SOLUNTO (XXXII, p. 88)
Gli scavi recenti hanno messo in luce parte dell'antica città e ne hanno precisato le vicende storiche. Dalle leggende monetali conosciamo il nome punico che è Kfra; Tucidide (VI, 2, 6) la denomina Σολόεις mentre per i Romani è Solus o Soluntum. L'unica notizia certa su S. tramandataci dagli antichi autori è quella che ci dà Tucidide (VI, 2, 6): "Quando poi vennero d'oltre mare in gran numero i Greci, essi (i Fenici) sgombrarono la maggior parte del paese e si concentrarono a Motia, Solunto e Panormo...". Questi fatti dovevano certamente avvenire nel corso del VI sec. a. C., quando cioè la colonizzazione greca si poteva considerare già completata; per Mozia e per Palermo c'è un'esatta corrispondenza tra i dati storici e quelli archeologici, lo stesso invece non si può dire per S., dove l'aspetto archeologico rivela chiaramente caratteristiche del periodo ellenistico-romano.
Gli scavi recenti hanno permesso di affermare che la città posta sul monte Catalfano fu fondata intorno alla metà del IV sec. a. C. dagli abitanti della S. più antica distrutta da Dionisio alcuni anni prima (Diod., XIV, 48, 5; 78, 7): recentemente si è creduto d'identificare la S. antica nella vicina località "Cannita", sia pure in forma ipotetica. Nel 307 a. C. la città di S. doveva essere già costruita se fu scelta come dimora per i soldati di Agatocle reduci dall'Africa (Diod., XX, 64,4). Nel 254 a. C. si arrese ai Romani (Diod., XXIII, 18). Cicerone (Verr., III, 103) la nomina tra le civitates decumanae che ebbero a subire soprusi da Verre. Un'iscrizione riproducente la dedica della respublica Soluntinorum a Fulvia Plautilla ci riporta all'età di Antonino (C.I.L., X, 2, n. 7336). Gli ultimi dati archeologici, in ordine di tempo, sono costituiti da alcune monete di Commodo (180-192 d. C.): a quest'epoca o anche al secolo successivo si può datare la fine della città, forse per abbandono volontario dei suoi abitanti.
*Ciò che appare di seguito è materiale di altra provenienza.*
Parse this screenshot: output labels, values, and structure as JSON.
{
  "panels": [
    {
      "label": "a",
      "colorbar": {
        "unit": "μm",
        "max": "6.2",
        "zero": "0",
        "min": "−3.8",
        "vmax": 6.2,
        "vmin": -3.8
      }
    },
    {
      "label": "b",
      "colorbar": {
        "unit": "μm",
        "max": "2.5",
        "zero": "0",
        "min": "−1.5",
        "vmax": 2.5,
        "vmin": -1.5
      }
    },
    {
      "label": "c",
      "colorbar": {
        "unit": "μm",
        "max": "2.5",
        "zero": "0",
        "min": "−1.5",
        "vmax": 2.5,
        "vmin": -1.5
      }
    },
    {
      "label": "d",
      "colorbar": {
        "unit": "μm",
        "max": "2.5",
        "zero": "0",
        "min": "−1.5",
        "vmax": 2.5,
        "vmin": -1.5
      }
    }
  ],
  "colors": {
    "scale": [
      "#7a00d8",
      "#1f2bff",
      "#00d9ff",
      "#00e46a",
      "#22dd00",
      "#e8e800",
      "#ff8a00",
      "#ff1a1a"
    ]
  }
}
Gli avanzi dell'antica città sono vasti e di considerevole importanza; erano stati riconosciuti da T. Fazello, il quale notò anche lunghi tratti di mura, oggi in parte scomparsi. S. cominciò di nuovo a richiamare l'attenzione nel secolo scorso, fin dal 1825, anno in cui fu scoperta una statua di divinità seduta, oggi al Museo Nazionale di Palermo, databile al II-I sec. a. C. In seguito si sono eseguite varie campagne di scavi che hanno messo in luce parte di una città che presenta chiaramente una "facies" ellenistico-romana, con un piano urbanistico a pianta ortogonale, cosiddetto ippodameo. Altra caratteristica della città è la divisione a metà delle "insulae" mediante un canale, "ambitus", destinato a raccogliere i rifiuti della città ed a smaltire le acque piovane superflue: parte di queste infatti venivano raccolte in cistenne, sia private sia pubbliche, per i varî bisogni dei cittadini.
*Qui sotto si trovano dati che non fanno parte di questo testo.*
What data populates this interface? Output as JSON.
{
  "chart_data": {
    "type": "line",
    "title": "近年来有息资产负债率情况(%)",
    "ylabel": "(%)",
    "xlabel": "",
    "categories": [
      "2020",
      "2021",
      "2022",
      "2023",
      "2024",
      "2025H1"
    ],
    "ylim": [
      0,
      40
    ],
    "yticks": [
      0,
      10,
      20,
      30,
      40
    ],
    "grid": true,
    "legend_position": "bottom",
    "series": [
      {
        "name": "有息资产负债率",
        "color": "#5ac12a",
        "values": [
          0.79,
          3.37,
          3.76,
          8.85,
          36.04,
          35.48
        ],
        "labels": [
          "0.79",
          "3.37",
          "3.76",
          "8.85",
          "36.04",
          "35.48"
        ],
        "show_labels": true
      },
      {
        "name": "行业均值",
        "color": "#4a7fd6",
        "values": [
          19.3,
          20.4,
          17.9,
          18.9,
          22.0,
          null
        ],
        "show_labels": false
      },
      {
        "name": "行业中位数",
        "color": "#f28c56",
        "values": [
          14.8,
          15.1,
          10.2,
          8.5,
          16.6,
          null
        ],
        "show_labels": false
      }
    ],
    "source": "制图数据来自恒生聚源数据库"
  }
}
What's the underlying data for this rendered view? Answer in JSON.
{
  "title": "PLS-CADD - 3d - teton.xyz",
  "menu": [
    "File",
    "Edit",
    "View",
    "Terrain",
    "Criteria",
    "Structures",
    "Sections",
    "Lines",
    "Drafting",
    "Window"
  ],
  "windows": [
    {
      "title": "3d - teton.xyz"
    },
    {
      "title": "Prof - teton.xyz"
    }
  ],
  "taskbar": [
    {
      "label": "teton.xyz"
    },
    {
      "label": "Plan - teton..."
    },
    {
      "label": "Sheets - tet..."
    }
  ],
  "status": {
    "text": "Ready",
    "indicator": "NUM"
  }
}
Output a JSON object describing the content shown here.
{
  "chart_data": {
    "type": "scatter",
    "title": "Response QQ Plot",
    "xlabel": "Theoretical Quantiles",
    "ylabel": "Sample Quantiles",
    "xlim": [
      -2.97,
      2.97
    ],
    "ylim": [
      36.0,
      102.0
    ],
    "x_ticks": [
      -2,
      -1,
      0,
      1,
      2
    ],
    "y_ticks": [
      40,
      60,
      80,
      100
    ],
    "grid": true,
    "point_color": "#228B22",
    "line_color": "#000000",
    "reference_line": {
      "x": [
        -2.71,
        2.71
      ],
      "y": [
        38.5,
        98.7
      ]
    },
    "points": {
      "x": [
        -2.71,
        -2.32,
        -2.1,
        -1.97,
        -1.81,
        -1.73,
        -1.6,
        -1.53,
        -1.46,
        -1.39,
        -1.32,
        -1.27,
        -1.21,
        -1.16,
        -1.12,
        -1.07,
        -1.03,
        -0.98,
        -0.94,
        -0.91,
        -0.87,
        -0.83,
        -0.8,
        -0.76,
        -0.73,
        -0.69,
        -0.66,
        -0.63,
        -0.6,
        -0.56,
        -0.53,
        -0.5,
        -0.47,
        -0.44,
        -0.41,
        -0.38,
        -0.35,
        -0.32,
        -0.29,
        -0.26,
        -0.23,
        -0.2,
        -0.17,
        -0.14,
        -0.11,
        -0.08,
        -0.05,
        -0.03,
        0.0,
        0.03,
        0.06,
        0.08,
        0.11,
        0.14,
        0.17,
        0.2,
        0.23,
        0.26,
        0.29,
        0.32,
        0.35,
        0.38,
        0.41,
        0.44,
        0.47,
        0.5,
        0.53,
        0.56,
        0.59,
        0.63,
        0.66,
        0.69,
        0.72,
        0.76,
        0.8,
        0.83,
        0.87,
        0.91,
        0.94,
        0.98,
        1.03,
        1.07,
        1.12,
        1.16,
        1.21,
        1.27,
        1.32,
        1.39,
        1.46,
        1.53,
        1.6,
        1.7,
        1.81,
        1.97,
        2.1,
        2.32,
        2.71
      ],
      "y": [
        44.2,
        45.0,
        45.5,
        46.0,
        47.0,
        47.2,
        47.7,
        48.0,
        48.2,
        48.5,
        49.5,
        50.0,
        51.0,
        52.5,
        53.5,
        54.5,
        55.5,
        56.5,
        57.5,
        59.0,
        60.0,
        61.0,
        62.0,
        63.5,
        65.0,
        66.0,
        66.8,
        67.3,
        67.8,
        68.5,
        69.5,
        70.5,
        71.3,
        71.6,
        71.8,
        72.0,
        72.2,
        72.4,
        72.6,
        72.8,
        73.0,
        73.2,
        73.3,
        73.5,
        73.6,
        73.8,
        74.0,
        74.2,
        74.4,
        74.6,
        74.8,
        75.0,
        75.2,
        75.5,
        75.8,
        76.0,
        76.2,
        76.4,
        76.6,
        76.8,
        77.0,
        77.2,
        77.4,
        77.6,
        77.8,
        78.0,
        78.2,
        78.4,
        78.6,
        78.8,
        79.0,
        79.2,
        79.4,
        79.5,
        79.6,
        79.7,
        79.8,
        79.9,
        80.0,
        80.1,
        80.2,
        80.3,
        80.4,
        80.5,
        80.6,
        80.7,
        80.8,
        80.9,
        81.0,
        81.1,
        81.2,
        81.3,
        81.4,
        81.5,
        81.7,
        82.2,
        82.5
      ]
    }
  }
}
Recenti scavi hanno messo in luce varî edifici pubblici raccolti tutti in un solo quartiere: si tratta di una grande piazza, di altari. di un teatro e di un odeon. Le case sono di varia grandezza e hanno tutte, tranne quelle piccole, l'atrio con peristilio; le pareti delle case sono spesso decorate con affreschi che richiamano sia le case di Delo sia quelle pompeiane. Per le sue caratteristiche S. si ricollega alle città greche di epoca ellenistica come Mileto, Delo, Priene, Pergamo, ecc. La necropoli si estendeva nella pianura sottostante ed era costituita sia da tombe a fossa sia da tombe a camera, scavate nella roccia secondo l'uso punico. La città ebbe anche una monetazione propria. Vedi tav. f. t.
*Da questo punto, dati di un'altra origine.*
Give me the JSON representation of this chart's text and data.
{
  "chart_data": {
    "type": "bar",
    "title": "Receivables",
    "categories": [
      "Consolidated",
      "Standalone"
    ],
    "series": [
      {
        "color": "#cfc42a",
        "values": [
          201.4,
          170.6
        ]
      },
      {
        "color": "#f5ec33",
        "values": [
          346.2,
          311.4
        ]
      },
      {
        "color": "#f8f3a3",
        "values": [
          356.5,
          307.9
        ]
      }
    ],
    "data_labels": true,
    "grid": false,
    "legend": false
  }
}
Bibl.: S. Ferri, Il problema archeologico di Solunto, in Le Arti, IV, fasc. 4; V. Tusa, Il problema archeologico di Solunto alla luce dei recenti scavi, in I Congreso arqueologico del Marruecos español, Tetuan 1954; id., Solunto, in Archivio storico per la Sicilia orient., (VII, 1954), pp. 27-34; id., Aspetti storico-archeologici di alcuni centri della Sicilia Occidentale, I e II, in "ΚΩΚΑΛΟΣ", III (1957), pp. 79-93 e IV (1958), pp. 151-162; E. Gabrici, Alla ricerca della Solunto di Tucidide, ibid., V (1959), pp. 1-53.